Бастиан кивнул, и господин Арно с усилием потянул на себя ручку двери. Из склепа повеяло тяжелым и душным, словно Эдвин Моро проснулся и заглянул им в лица.
Полицмейстер распахнул двери, и Бруни тотчас же зажег предусмотрительно прихваченный фонарь на световом артефакте. Склеп залило ярким светом, и Бастиан увидел мраморный саркофаг, богато украшенный резьбой. Слой пыли вокруг него был нетронутым, но это значило лишь то, что сюда не входили люди, а тьма следов не оставляет.
Он подошел к саркофагу и прочел вслух надпись на серебряной табличке:
— «Покойся, милый друг, покойся в тишине. Ты сердце взял мое, но два оставил мне…» Господин Арно, а кто поставил склеп?
— Его жена, — ответил полицмейстер. — Больше о нем хлопотать было некому. Взяла кредит в Первом государственном, поставила склеп и уехала. Я не знаю, где она, что с ней.

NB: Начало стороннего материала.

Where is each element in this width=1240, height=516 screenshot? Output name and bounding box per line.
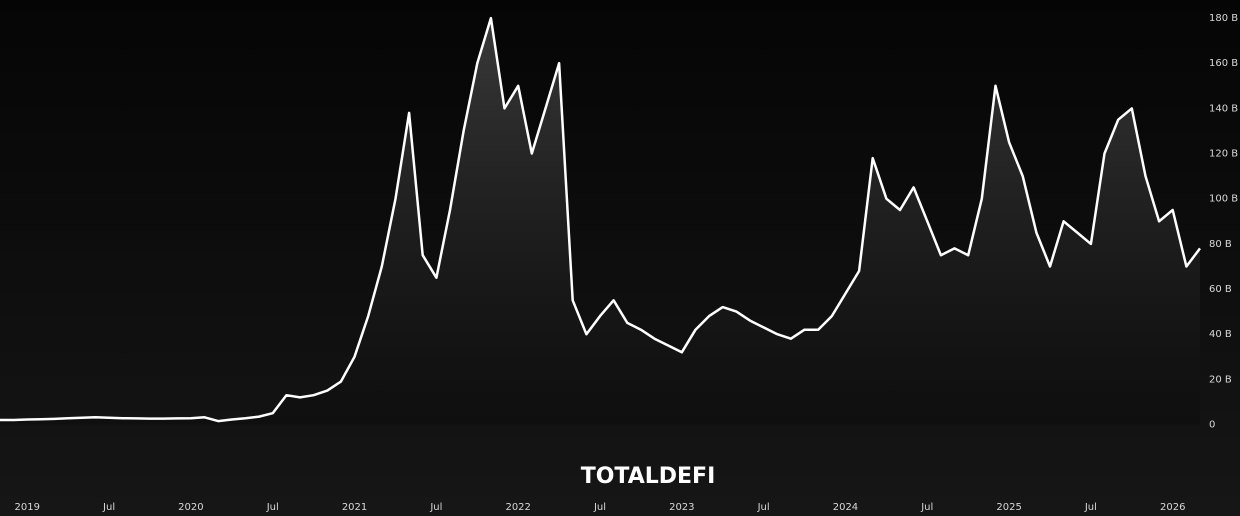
x-tick-label: Jul [757, 502, 770, 513]
x-tick-label: Jul [266, 502, 279, 513]
y-tick-label: 20 B [1209, 374, 1232, 385]
x-tick-label: Jul [593, 502, 606, 513]
y-tick-label: 100 B [1209, 194, 1238, 205]
y-tick-label: 80 B [1209, 239, 1232, 250]
y-tick-label: 0 [1209, 420, 1215, 431]
y-tick-label: 120 B [1209, 149, 1238, 160]
line [0, 16, 1201, 423]
x-tick-label: 2026 [1160, 502, 1185, 513]
y-tick-label: 60 B [1209, 284, 1232, 295]
y-tick-label: 160 B [1209, 58, 1238, 69]
x-tick-label: Jul [102, 502, 115, 513]
x-tick-label: 2020 [178, 502, 203, 513]
chart-title: TOTALDEFI [581, 464, 716, 489]
x-tick-label: 2019 [15, 502, 40, 513]
x-tick-label: Jul [1084, 502, 1097, 513]
x-tick-label: 2021 [342, 502, 367, 513]
x-tick-label: Jul [920, 502, 933, 513]
area [0, 18, 1200, 425]
x-tick-label: 2024 [833, 502, 858, 513]
x-tick-label: 2025 [996, 502, 1021, 513]
x-tick-label: Jul [429, 502, 442, 513]
x-tick-label: 2023 [669, 502, 694, 513]
x-tick-label: 2022 [505, 502, 530, 513]
y-tick-label: 40 B [1209, 329, 1232, 340]
y-tick-label: 140 B [1209, 103, 1238, 114]
y-tick-label: 180 B [1209, 13, 1238, 24]
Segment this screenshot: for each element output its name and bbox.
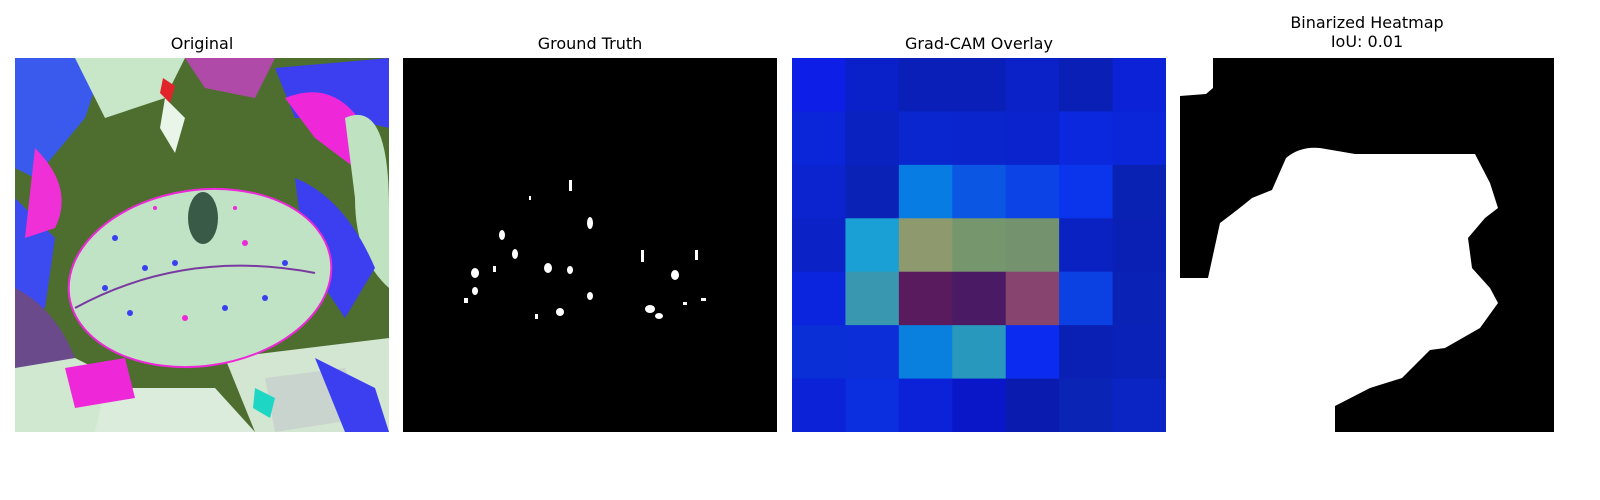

Значит, Лесной принц был женат, и жена его любила. Странная эпитафия, особенно упоминание про два сердца. Дети?
— А я подумал, что это от города, — сказал Бастиан, обходя саркофаг. Издалека повеяло дождевой свежестью. Полицмейстер усмехнулся.
— От города ему могли только забить осиновый кол в могилу. На добрую память. Вы уже знаете, что тут случилось?
Бастиан кивнул.
— В некоторой степени. Хотел бы теперь услышать версию стража порядка.
Полицмейстер обошел склеп, заглянул в углы и сказал:
— Ничего, кроме пауков, да… Эдвин Моро был фактическим хозяином города. На него работал почти весь Инеген. Потом он разорился и разорил всех. Хорошо, что Морис Трюдо начал золотые разработки, а то бы города уже не было.
— Его не любят, — произнес Бастиан, скользя пальцами по краю саркофага. — Моро, я имею в виду.
— Не любят это мягко сказано, — ухмыльнулся Бруни.
— А дети у него были? — спросил Бастиан. Полицмейстер отрицательно качнул головой.
— Нет. Первенец родился мертвым, жена больше не могла рожать.
Бруни выглянул из распахнутых дверей, оценил обстановку и громко сообщил:
— Господа, гроза идет. Придется тут пережидать.
Шанти пробежался пальцами по виску, отпугивая нечистого. Обстановка действовала на него удручающе: офицер держался в стороне и был бледен, словно подхватил какую-то болезнь.
— Хорошо, хоть пообедали, — пробормотал он, и в ту же минуту пальцы Бастиана провалились в вязкую пустоту.
Он медленно, стараясь не делать резких движений, отвел руку в сторону и сделал несколько шагов назад, отметив, что стражи порядка напряглись, а полицмейстер плавным движением извлек табельное. Тук, тук, тук — первые капли упали на ступени склепа, и через мгновение уже грохотало, лило, ревело.